A priori, l’avènement de la perestroïka est une revanche pour un PC français qui avait été, dans les années 1970, une des cibles du communisme brejnévien. Le nouveau cours esquissé en URSS n’est-il pas la réalisation de ce que les communistes français avaient tant espéré après l’échec du Printemps de Prague ? Dans un premier temps, le PC français se satisfait d’une expérience qui contredit l’image noire d’une Union soviétique ankylosée et autoritaire. Mais il soutient « tout en gardant la mesure » (Roland Leroy, BP du 11 juillet 1985). Plus tard, l’accélération des réformes, après 1987, et surtout l’affirmation de la « nouvelle pensée » gorbatchévienne inquiètent une direction qui redoute que le Kremlin, cette fois, ne s’éloigne des « références de classe » (Secrétariat du 24 novembre 1988) et n’altère ainsi l’identité du communisme politique.
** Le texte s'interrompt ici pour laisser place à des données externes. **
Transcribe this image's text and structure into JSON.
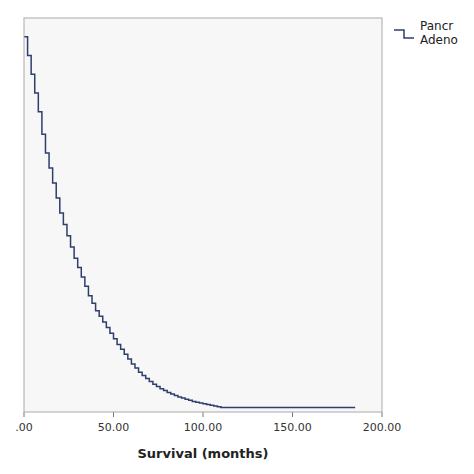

De plus, l’œuvre réformatrice du leader soviétique intervient à un moment de profonde crise interne et de crispation de la direction française. Les opposants se réclament de plus en plus de l’expérience moscovite, et, à partir de l’été 1988, la presse se met à parler des « gorbatchéviens français »[[ Olivier Biffaud, « L’entrée en scène des gorbatchéviens », Le Monde du 27 juillet 1988. Le journaliste classe alors, dans cette catégorie, Anicet Le Pors, Lucien Sève, Charles Fiterman, Roger Martelli et Philippe Herzog, qui n’ont pourtant pas alors affirmé de parti pris « dissident ».]], comme on évoquait les « khrouchtchéviens » au début des années 1960, au temps de l’affaire Servin-Casanova. « Tous les opposants du Parti exigent de lui des changements aussi profonds et radicaux que ceux qui se déroulent dans les pays de l’Est … Or ils ont comme objectif la liquidation de notre parti », explique Leroy à Vadim Zagladine, un des responsables soviétiques des relations avec les PC occidentaux (janvier 1990).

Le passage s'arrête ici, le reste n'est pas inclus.